Doctor Who episode 724: The Christmas Invasion (25/12/2005)

‘The Doctor wouldn’t do this. The old Doctor, the proper Doctor, he’d wake up. He’d save us.’ The Christmas Day special has been the last bow for the past three Doctors, but I prefer this. Sneaking in the new Doctor like a present under the Christmas Tree and giving us a chance to unwrap and enjoy, rather than just a tantalising glimpse. RTD leans into this, gleefully, with an episode that’s replete with all the festive trimmings, given an Avengers twist: (killer) trees, (deadly robot) Santas, a (cancelled) Queen’s Speech and a tangerine.

The result is a near-total triumph. But despite the success of Series One there was still the potential for this to fall flat. Could the 10th Doctor be a worthy successor to the ninth? In retrospect, with Tennant topping pretty much all the best Doctor polls since about 2006, it’s seems a foregone conclusion. The script – and the whole Series Two – is much more cautious. The new Doctor is kept largely offscreen for about two thirds of the episode (imagine if Troughton hadn’t really showed up until Episode Five of The Power of the Daleks), and even when he is onscreen he’s weaker even than Peter Davison in the first half of Castrovalva. Like Davison, he gets one brief moment of heroic lucidity before lapsing back into somnolence.

Unlike Davison, he’s terrible on the rebound, rallying magnificently for the showdown with the Sycorax. But until that point, Piper and Wilton largely have to carry the story. For both Rose and Harriet it reveals who they are without the Doctor to save them. Neither holds out much hope, although both step up to do their duty.
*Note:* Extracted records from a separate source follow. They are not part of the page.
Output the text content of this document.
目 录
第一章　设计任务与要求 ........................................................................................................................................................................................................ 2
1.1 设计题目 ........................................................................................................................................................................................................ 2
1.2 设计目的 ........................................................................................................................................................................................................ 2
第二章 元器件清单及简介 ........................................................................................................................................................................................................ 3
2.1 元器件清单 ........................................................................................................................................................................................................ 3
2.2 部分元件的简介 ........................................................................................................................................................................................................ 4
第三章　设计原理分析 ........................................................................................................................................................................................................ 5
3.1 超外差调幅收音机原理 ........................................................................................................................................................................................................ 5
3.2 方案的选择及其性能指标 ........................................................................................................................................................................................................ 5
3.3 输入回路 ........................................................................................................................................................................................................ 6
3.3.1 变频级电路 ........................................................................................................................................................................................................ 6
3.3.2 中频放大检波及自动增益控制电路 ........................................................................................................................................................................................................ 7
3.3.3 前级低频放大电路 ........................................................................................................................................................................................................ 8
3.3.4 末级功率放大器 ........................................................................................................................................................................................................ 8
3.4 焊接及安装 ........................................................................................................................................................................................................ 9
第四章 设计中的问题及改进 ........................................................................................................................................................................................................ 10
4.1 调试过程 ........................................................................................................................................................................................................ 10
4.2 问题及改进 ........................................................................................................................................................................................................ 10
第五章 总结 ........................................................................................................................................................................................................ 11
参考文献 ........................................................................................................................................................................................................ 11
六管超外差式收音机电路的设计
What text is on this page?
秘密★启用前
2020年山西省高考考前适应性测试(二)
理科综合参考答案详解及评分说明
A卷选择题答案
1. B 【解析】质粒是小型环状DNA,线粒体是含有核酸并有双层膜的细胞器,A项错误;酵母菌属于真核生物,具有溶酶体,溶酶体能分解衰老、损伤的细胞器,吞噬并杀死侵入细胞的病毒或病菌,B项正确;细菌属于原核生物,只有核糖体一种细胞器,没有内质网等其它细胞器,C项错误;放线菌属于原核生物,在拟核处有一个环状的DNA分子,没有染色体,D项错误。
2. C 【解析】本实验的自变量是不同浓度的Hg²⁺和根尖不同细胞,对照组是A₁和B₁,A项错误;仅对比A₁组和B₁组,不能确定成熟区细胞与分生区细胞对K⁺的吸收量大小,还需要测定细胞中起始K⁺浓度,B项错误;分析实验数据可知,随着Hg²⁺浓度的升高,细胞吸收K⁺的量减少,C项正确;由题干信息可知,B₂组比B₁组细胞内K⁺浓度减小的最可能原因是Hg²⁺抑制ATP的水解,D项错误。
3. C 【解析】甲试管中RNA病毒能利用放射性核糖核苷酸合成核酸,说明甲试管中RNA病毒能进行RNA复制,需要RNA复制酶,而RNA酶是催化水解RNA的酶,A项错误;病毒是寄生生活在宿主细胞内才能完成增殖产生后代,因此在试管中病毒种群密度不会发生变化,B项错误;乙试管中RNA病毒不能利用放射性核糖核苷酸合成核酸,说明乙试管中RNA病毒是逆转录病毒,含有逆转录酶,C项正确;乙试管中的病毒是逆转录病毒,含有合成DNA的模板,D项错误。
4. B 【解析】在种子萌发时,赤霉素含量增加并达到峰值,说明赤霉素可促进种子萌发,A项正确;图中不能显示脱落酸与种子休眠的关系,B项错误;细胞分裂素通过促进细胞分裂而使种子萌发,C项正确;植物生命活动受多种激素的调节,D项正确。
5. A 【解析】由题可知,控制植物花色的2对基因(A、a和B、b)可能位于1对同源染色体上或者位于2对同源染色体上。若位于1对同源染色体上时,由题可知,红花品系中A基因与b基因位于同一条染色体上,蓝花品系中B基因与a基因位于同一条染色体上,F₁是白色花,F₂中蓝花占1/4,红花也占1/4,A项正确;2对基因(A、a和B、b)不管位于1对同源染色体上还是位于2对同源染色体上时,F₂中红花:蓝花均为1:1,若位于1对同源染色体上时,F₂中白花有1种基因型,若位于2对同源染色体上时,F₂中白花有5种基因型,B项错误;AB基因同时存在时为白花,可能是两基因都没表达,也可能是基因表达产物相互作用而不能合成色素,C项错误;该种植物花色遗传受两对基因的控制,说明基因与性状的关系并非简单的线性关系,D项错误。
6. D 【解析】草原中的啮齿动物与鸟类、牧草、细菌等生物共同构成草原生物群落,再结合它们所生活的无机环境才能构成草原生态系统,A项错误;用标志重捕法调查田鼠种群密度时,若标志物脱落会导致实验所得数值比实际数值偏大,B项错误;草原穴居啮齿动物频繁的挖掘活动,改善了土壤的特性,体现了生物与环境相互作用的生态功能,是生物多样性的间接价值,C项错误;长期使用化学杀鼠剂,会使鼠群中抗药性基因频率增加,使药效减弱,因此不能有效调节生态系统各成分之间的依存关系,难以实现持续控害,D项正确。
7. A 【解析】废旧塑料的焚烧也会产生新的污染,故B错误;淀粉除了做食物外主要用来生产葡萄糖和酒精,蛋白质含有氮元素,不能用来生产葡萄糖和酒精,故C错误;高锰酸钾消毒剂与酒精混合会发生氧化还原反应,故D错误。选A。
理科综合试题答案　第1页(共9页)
But Harriet reverts to sanctioning the sort of massive weapons of destruction she fought against last time we saw her; Rose gives up on the Doctor (‘He’s left me mum’) and plans to sit out the invasion inside the TARDIS.

Which means when the Doctor finally comes round, he has to be magnificent to justify Rose’s complete change of heart. And luckily, RTD and Julie Gardner had cast Tennant, who entirely dominates the last third of the episode. In front of an audience of alien warriors and kidnapped humans, he brilliantly demolishes the Sycorax blood control scam, challenges their leader to a duel for the planet, wins, and for an encore brings down Harriet Jones’ government with six words. In twenty minutes, he has owned the role of the Doctor completely. It’s unfair to compare him to the classic Doctors, working in a very different production environment, and he’s hugely helped by a script that has total faith in him (unlike Castrovalva or The Twin Dilemma, which seemed much more equivocal about their lead characters), but that shouldn’t take away from the scale of this achievement. By 8pm on Christmas Day, David Tennant was The Doctor.

ChristmasInvasion

But what kind of Doctor? Fast talking, always moving, turning on a penny from cheeky humour to profound sadness, leaning in as if he’s talking to you in confidence, but with his eyes fixed on someone else because he wants them to hear. Fearless, impudent, ruthless. He swaggers across the screen. There’s so much here to unpick. His hypocrisy is almost breathtaking: ‘no second chances’ he declares as he dispatches the Sycorax Leader, before deposing Harriet Jones when she hears his dire warnings of Earth drawing attention to itself and emulates his ruthlessness. His casual rewriting of time, wiping the three-successive-term Prime Minister from the history books, clears the way for Mr Saxon and ultimately means the 10th Doctor’s end is in his beginning. And then there’s that hand – ‘That hand of yours still gives me the creeps,’ says Rose, not realising one day she’ll end up with the severed one. Plus, Torchwood make an appearance, setting up the Series Two mystery.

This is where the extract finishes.